Sandberg is more the face of Facebook than CEO and founder Mark Zuckerberg with her well-respected media personality. She has become a great spokesmen and resource for professional women. We thought we would highlight some of her best career lessons.
Don't be afraid to leave work at 5:30.
If you know you are doing a good job, then leaving work at 5:30 pm should not be stressing you out. However, even Sheryl was afraid to leave at 5:30 at one point. She first did this at Google and now at Facebook, where she is currently the COO. She had her first child in 2005, but she said it was only in the last year that she was able to talk about her exit time publicly. She had been too scared of the judgement.
“Now, I certainly wouldn’t lie but I wasn’t going around giving speeches on it. I was showing everyone I worked for that I worked just as hard.
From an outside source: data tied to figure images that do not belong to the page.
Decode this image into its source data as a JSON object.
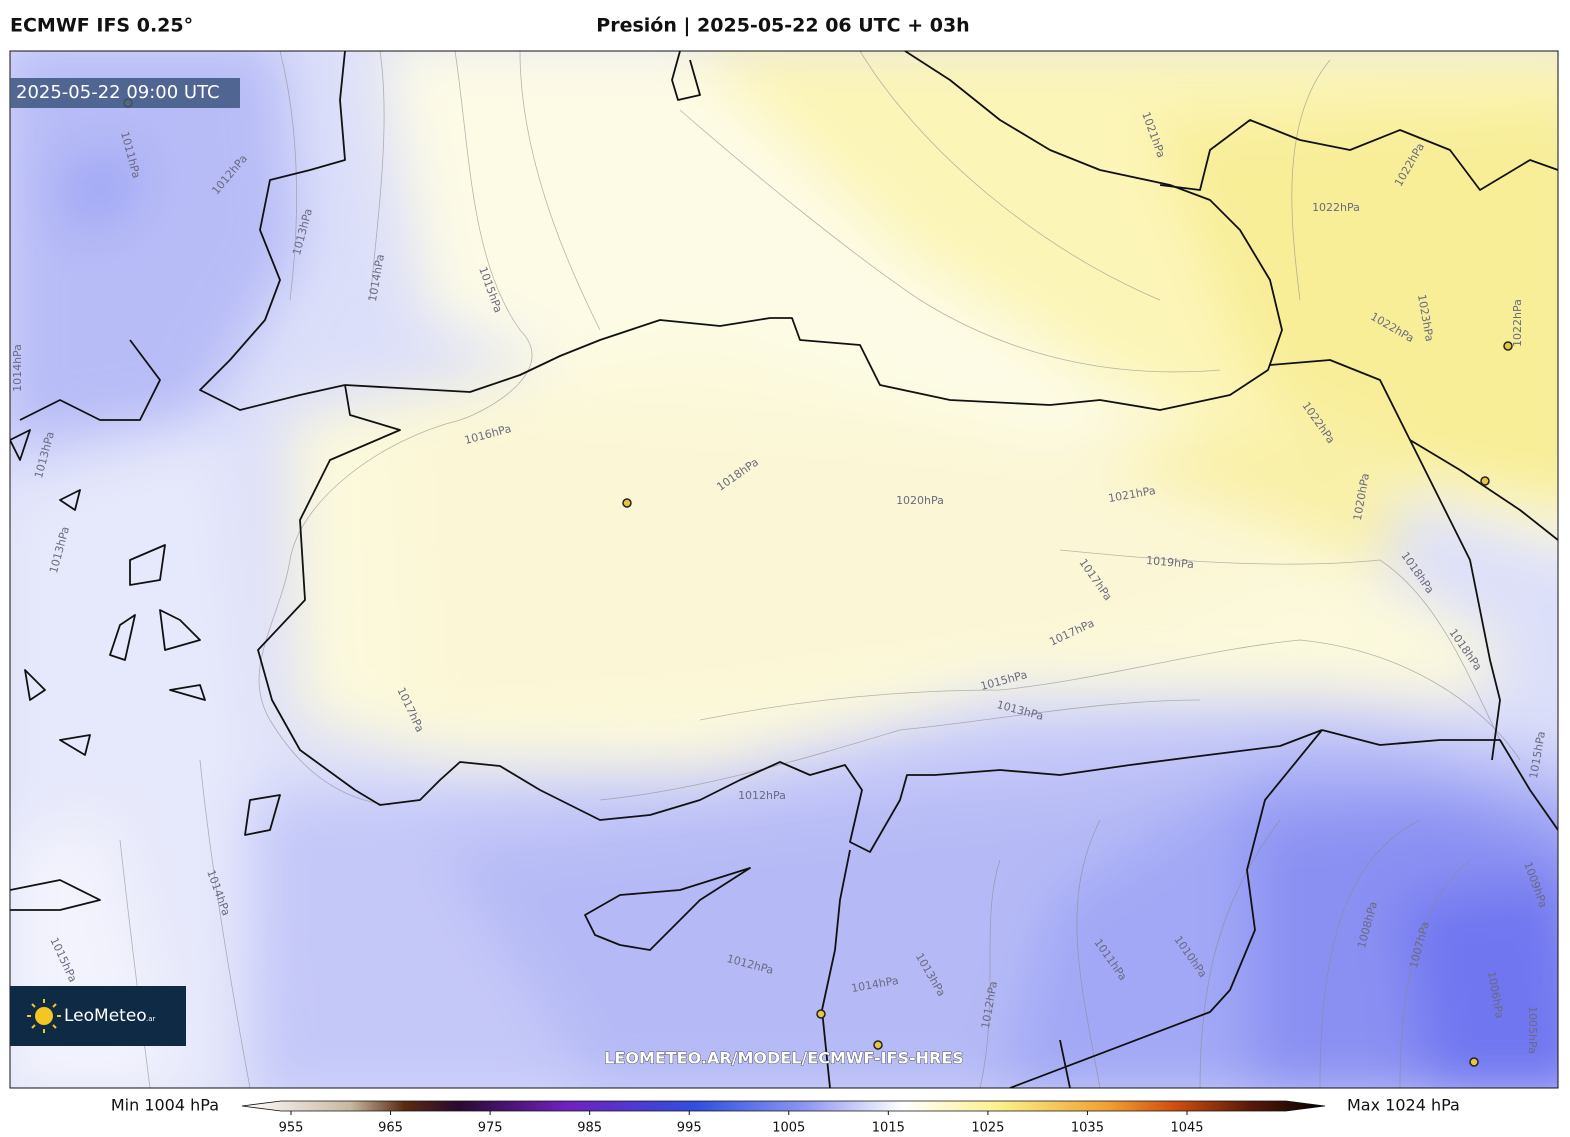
{
  "header": {
    "model": "ECMWF IFS 0.25°",
    "title": "Presión | 2025-05-22 06 UTC + 03h"
  },
  "map": {
    "timestamp": "2025-05-22 09:00 UTC",
    "watermark": "LEOMETEO.AR/MODEL/ECMWF-IFS-HRES",
    "logo": "LeoMeteo",
    "logo_suffix": ".ar",
    "contour_labels": [
      "1011hPa",
      "1012hPa",
      "1013hPa",
      "1014hPa",
      "1015hPa",
      "1016hPa",
      "1018hPa",
      "1020hPa",
      "1021hPa",
      "1019hPa",
      "1017hPa",
      "1017hPa",
      "1015hPa",
      "1013hPa",
      "1017hPa",
      "1012hPa",
      "1012hPa",
      "1014hPa",
      "1013hPa",
      "1012hPa",
      "1011hPa",
      "1010hPa",
      "1008hPa",
      "1007hPa",
      "1006hPa",
      "1005hPa",
      "1009hPa",
      "1015hPa",
      "1018hPa",
      "1018hPa",
      "1020hPa",
      "1022hPa",
      "1022hPa",
      "1023hPa",
      "1022hPa",
      "1022hPa",
      "1022hPa",
      "1021hPa",
      "1013hPa",
      "1013hPa",
      "1014hPa",
      "1014hPa",
      "1015hPa"
    ]
  },
  "colorbar": {
    "min_label": "Min 1004 hPa",
    "max_label": "Max 1024 hPa",
    "ticks": [
      955,
      965,
      975,
      985,
      995,
      1005,
      1015,
      1025,
      1035,
      1045
    ]
  }
}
I was getting up earlier to make sure they saw my emails at 5:30, staying up later to make sure they saw my emails late. But now I’m much more confident in where I am and so I’m able to say, “Hey! I am leaving work at 5:30.” And I say it very publicly, both internally and externally,” said Sheryl in a new video for Makers.com, a joint initiative by PBS and AOL highlighting stories from important women.
Sheryl hopes her coming forward about leaving work at a not terribly late time will help other women and men become confidant enough to do this.
Sit at the table and lean in
Sheryl is always talking about the ambition gap. Sheryl said in an interview, " I really think we need more women to lean into their careers and to be really dedicated to staying in the work force. I think the achievement gap is caused by a lot of things. It’s caused by institutional barriers and all kinds of stuff. But there’s also a really big ambition gap. If you survey men and women in college today in this country, the men are more ambitious than the women. And until women are as ambitious as men, they’re not going to achieve as much as men."